If you ask a healthcare provider to state the healthcare laws and regulations that give them a headache, you are likely to receive a range of responses. The compliance burden in healthcare does not originate from a single law or set of laws, but from diverse sources such as the Anti-Kickback Statute, MACRA, HIPAA (and the HITECH ACT), EMTALA, the Anti-Markup Rule, the Civil Monetary Penalties Law, and a number of other federal laws and regulations. Then, of course, there are the state laws, licensing requirements, coding and billing guidelines, and the rules of state boards. The list could go on, and branches out in various directions based on the type of provider involved. Many (and perhaps most) of these laws may be necessary evils: they do attempt to serve important functions in a complicated landscape. Yet the burden they impose is undeniable, and one of the most worrisome for many physicians and hospitals is the Physician Self-Referral Statute, more commonly known as the Stark Law (the “Stark Law”).

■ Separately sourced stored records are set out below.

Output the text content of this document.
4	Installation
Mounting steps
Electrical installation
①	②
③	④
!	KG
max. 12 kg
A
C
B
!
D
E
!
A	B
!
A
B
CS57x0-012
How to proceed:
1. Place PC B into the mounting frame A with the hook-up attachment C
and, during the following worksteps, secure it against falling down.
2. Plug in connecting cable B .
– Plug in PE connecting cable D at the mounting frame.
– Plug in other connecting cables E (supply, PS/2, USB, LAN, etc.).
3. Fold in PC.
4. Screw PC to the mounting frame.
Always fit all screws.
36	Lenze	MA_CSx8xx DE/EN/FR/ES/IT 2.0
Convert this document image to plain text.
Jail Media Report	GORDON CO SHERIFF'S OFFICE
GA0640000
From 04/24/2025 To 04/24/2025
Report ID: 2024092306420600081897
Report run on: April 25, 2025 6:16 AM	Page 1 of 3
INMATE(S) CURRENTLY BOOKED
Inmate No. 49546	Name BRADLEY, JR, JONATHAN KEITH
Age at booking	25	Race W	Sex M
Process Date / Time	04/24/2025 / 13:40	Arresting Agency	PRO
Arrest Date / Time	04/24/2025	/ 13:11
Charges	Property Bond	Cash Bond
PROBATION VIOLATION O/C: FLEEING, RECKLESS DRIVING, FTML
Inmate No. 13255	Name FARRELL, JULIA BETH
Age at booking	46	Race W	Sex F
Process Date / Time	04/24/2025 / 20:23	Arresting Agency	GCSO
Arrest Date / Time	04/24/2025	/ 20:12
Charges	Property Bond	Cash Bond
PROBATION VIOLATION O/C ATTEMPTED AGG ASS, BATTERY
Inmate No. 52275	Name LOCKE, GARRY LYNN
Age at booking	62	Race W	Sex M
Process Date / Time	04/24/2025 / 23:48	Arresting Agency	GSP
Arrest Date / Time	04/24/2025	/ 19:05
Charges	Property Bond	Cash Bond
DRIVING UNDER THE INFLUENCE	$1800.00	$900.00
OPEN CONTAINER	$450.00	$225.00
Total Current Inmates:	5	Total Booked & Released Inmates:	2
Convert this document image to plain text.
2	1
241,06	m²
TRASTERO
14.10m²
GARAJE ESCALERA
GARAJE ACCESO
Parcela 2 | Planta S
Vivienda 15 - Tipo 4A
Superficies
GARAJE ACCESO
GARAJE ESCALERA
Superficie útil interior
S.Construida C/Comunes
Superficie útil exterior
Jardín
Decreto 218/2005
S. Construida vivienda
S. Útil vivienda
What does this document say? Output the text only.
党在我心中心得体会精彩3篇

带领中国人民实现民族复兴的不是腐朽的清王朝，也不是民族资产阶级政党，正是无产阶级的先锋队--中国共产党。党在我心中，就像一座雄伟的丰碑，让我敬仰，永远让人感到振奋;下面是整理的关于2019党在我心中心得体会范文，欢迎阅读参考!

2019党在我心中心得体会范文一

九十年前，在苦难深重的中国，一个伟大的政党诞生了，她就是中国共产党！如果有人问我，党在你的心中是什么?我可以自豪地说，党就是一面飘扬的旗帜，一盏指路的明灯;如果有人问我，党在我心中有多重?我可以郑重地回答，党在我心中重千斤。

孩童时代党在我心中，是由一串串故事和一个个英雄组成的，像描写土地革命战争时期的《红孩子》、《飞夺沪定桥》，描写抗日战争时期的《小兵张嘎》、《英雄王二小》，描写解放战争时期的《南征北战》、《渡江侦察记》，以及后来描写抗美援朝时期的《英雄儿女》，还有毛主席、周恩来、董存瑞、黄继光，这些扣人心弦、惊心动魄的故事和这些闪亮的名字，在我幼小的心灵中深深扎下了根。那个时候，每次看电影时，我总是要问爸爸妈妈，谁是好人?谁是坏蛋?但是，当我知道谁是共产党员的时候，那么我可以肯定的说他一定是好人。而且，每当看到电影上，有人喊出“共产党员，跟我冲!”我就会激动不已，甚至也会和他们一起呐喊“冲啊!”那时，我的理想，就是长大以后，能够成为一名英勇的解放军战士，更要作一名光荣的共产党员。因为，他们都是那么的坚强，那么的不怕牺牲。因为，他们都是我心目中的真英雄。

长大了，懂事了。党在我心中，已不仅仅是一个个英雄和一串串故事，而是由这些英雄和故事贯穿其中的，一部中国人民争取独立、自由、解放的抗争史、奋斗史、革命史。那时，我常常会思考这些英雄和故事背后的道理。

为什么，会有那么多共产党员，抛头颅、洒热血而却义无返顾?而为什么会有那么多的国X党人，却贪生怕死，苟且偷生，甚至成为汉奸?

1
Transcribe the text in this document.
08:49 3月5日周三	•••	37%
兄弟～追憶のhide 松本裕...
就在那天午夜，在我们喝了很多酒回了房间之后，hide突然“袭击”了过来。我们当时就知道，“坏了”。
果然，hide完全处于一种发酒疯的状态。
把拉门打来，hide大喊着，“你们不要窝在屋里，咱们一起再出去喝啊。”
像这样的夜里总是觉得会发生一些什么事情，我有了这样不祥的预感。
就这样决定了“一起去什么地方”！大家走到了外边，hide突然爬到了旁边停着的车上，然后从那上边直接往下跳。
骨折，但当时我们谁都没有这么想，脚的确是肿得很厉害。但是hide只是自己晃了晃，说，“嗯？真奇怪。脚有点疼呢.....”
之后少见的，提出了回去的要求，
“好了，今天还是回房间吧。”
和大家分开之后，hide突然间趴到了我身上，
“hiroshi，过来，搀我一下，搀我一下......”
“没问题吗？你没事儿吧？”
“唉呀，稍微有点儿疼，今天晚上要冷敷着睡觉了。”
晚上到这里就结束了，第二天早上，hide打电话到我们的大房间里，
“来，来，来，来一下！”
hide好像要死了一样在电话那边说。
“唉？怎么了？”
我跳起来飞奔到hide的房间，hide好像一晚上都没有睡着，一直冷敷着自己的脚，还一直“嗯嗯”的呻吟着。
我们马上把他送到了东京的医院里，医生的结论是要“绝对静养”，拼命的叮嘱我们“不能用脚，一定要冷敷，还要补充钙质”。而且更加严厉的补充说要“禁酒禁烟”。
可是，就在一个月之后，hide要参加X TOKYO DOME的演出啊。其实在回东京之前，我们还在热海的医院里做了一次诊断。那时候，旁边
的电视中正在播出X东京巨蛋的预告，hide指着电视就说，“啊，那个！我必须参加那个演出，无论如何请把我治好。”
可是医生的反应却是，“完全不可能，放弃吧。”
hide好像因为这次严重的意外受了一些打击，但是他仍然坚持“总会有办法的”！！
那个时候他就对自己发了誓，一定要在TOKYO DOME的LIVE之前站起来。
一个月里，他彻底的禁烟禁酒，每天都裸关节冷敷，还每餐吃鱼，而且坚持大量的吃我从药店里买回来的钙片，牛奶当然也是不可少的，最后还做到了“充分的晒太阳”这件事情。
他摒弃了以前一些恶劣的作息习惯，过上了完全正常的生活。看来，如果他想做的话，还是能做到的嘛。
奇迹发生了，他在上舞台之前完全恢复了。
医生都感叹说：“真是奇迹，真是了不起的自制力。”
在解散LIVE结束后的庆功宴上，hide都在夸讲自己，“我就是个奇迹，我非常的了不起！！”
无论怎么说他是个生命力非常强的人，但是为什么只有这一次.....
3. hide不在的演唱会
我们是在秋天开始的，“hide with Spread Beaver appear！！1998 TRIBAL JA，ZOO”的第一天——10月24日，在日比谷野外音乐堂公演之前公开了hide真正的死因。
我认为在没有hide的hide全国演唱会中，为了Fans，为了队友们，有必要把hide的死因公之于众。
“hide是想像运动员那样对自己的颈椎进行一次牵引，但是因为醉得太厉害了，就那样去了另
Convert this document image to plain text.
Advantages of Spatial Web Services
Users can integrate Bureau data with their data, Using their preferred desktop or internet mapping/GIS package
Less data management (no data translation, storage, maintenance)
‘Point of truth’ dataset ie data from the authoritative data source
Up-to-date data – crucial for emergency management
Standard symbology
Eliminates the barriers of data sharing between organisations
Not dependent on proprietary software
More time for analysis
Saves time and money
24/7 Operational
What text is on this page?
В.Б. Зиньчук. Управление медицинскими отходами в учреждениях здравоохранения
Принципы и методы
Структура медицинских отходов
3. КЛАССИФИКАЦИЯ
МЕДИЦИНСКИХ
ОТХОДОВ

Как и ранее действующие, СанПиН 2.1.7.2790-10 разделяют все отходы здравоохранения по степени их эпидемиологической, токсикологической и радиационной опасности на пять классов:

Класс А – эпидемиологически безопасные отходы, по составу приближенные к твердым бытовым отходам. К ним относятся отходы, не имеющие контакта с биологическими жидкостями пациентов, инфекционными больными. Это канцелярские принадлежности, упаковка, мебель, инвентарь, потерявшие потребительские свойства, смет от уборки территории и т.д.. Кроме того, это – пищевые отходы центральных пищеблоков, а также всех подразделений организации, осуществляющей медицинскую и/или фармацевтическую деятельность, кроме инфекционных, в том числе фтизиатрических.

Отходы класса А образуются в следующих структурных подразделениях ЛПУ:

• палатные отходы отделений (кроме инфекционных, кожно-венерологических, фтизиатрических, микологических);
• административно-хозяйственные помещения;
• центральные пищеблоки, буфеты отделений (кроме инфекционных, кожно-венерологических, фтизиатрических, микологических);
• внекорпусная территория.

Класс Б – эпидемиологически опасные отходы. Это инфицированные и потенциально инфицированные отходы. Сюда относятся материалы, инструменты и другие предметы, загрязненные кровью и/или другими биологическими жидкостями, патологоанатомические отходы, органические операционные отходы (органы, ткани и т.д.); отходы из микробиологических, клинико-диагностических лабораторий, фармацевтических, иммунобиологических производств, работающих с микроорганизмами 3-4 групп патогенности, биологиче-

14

The Stark Law restricts physicians from making referrals for certain designated health services (“DHS”) to an entity with which he or she has a financial relationship, which includes ownership, investment, or compensation relationships, unless the physician qualifies for one or more exceptions. The DHS at issue cover a wide range of services, including, but not limited to, clinical laboratory services, therapy services, certain imaging services (such as MRIs, CAT scans, and ultrasound services), durable medical equipment and supplies, and outpatient prescription drugs. In addition to its severe penalties (e.g., liability for all of the payments received under the impermissible relationship; potential False Claims Act or Civil Monetary Penalties consequences; the possibility of exclusion from the Medicare program), what makes the Stark Law so threatening is that it is a strict liability statute. The government does not need to prove an element of intent to establish a Stark Law violation, and unlike the safe harbors of the Anti-Kickback Statute, the Stark Law exceptions must be completely satisfied: there is no mercy extended for practices only slightly outside of an applicable Stark Law exception.